Details can be found in the review of social protection expenditure and performance in the Philippines, undertaken by the ILO Subregional Office for South‐East Asia and the Pacific (ILO, 2007).

13

Republic Act 10963, the Tax Reform for Acceleration and Inclusion Act, signed into law in December 2017.

14

Based on the exit polls conducted by Social Weather Stations, Duterte's lead over his closest rival, Mar Roxas, was 26 points in socio‐economic classes ABC, compared to 17 points in class D, and 7 points in class E. His lead over Roxas was 28 points among college graduates, 19 points among those with some college education, 8 points among those with high school, and 7 points among others. His lead over Roxas was 33 points in ages 18–24, 26 points in ages 25–34, 14 points in ages 35–44, 10 points in ages 45–54, and 4 points in ages 55 and up (Mangahas, 2016).

15

Leila de Lima was arrested in February 2017 (Villamor, 2017) and is still in prison.

16

Supreme Court Chief Justice Maria Lourdes Sereno was ousted from office in May 2018 on grounds that she had failed to fully disclose her personal wealth (Villamor, 2018).

17

Based on SWS (2019), Duterte's net satisfaction ratings from classes ABC are: +54 in 2016; increasing to +60 in 2017; and decreasing to +58 in 2018. Among class D: +65 in 2016; decreasing to +59 in 2017; and further down to +54 in 2018. Among class E: +63 in 2016; decreasing to +57 in 2017; and further down to +52 in 2018.

18

Evasco was Duterte's chief of staff when he was mayor of Davao City and served as his presidential campaign manager.
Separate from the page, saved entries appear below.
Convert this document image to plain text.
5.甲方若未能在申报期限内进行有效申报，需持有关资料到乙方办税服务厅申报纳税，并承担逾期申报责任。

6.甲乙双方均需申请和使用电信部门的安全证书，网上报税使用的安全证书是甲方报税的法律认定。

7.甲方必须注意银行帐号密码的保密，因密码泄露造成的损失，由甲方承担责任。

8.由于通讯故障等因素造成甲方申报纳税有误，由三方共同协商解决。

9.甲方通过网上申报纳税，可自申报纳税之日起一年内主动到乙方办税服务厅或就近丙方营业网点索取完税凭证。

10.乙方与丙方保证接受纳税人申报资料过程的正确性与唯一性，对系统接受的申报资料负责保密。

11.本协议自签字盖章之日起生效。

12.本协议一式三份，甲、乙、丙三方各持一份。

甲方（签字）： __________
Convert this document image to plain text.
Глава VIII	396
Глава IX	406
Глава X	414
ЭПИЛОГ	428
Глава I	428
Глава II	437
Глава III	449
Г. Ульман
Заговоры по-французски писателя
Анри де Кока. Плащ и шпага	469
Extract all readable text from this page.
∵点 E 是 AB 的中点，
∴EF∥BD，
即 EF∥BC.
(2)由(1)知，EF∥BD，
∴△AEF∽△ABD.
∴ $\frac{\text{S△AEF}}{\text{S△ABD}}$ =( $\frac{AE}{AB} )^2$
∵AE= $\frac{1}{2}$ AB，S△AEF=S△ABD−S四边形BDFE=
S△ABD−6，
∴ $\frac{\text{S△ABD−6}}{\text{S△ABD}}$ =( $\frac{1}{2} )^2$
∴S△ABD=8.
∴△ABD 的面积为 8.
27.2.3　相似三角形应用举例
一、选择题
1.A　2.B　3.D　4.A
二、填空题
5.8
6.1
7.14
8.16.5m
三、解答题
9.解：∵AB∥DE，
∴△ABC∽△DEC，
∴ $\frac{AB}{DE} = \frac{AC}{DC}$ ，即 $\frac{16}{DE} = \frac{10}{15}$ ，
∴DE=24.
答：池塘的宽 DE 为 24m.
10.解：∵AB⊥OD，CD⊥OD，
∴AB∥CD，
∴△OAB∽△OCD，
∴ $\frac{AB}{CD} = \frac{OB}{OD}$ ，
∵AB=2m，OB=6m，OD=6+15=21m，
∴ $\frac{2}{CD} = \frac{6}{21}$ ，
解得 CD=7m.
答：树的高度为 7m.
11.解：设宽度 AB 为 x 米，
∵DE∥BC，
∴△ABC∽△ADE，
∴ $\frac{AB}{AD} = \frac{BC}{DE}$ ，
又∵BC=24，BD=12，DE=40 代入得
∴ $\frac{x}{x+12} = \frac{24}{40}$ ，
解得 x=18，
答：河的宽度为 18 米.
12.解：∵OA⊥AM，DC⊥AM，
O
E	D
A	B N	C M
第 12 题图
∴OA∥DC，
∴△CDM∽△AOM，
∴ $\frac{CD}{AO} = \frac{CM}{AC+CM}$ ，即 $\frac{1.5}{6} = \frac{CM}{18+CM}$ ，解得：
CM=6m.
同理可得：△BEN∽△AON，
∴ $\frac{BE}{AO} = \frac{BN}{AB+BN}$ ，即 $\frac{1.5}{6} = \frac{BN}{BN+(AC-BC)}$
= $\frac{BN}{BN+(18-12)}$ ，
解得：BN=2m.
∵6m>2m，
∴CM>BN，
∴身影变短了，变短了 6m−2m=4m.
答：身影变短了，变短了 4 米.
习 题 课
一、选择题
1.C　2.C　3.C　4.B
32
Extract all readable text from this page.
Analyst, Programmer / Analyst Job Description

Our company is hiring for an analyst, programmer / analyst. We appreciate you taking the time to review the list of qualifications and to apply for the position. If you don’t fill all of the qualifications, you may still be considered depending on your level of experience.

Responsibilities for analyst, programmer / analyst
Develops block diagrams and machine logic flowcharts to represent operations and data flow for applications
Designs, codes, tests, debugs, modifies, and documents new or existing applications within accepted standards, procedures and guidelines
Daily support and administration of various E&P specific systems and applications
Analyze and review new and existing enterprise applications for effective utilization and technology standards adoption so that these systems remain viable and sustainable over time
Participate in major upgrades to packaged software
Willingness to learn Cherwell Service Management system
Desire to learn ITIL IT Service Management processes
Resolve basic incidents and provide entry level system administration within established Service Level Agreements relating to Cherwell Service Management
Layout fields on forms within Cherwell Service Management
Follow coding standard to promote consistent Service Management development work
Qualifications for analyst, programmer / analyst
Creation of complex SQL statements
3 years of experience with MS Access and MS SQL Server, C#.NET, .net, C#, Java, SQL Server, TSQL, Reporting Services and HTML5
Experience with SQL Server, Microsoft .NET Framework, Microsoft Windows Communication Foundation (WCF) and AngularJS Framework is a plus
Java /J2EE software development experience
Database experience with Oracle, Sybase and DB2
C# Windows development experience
The very first executive order signed by Duterte put Evasco in charge of 12 government agencies involved in dealing with poverty alleviation (Ranada, 2016).

20

Through Executive Order 9, signed by the president in December 2016.

21

Marcos was democratically elected in 1963, but ruled the country under martial law from 1972 to 1983.

22

Total net direct investments amounted to US$ 5.7 billion in 2015, US$ 8.3 billion in 2016, US$ 10.3 billion in 2017, and US$ 9.8 billion in 2018 (BSP, 2019).

23

The data from BSP (2019) on net foreign investment flows to the Philippines are as follows, with the year in brackets. Japan: US$ 394 million (2015); US$ 1.1 billion (2016); US$ 72 million (2017); and US$ 219 million (2018). USA: US$ 633 million (2015); US$ 84 million (2016); US$ 473 million (2017); and US$ 160 million (2018). EU: US$ 308 million (2015); US$ 107 million (2016); US$ 1.785 billion (2017); and US$ 347 million (2018).

24

Net foreign investment flows to the Philippines from China are as follows, with years in brackets: US$ 570,000 (2015); US$ 11 million (2016); US$ 29 million (2017); US$ 197 million (2018); and US$ 100 million (January to June 2019) (BSP, 2019),

25

Republic Act 10533, known as the K+12 Act, was signed into law in May 2013 and increased compulsory basic education from 10 to 12 years while also making kindergarten education compulsory.

26

The Lancet Commission on Investing in Health, chaired by former World Bank chief economist Lawrence Summers, is an independent group of 25 leading economists and global health experts.

27

According to the World Bank (2019), US$ 505 million was made available by the World Bank to the Philippines to finance the Social Welfare and Development Reform Project I from 2009 to 2015. An additional US$ 450 million was made available for the second phase of the project (2016–19), to which a further US$ 300 million has been added to extend support through to 2021.

28

This relates to the tax reform package mentioned in the first section of this article (see also footnote 13). Changes to the system of direct taxation include simplifying the personal income taxation schedule and decreasing rates of estate and donors’ taxation. Changes to the system of indirect taxation include broadening the base of value‐added taxes, increasing excise taxes on petroleum products and automobiles, imposing taxes on sugary drinks, and increasing excise taxes on cigarettes.

29

Reforms to devolve political power and administration in the 1990s have led to the fragmentation of healthcare delivery in the Philippines. Those reforms demolished the integrated referral system and placed the burden of primary healthcare provision onto fiscally weak local government units. As a result, there is a dearth of primary health facilities, and hospitals are the most significant providers of healthcare in the country.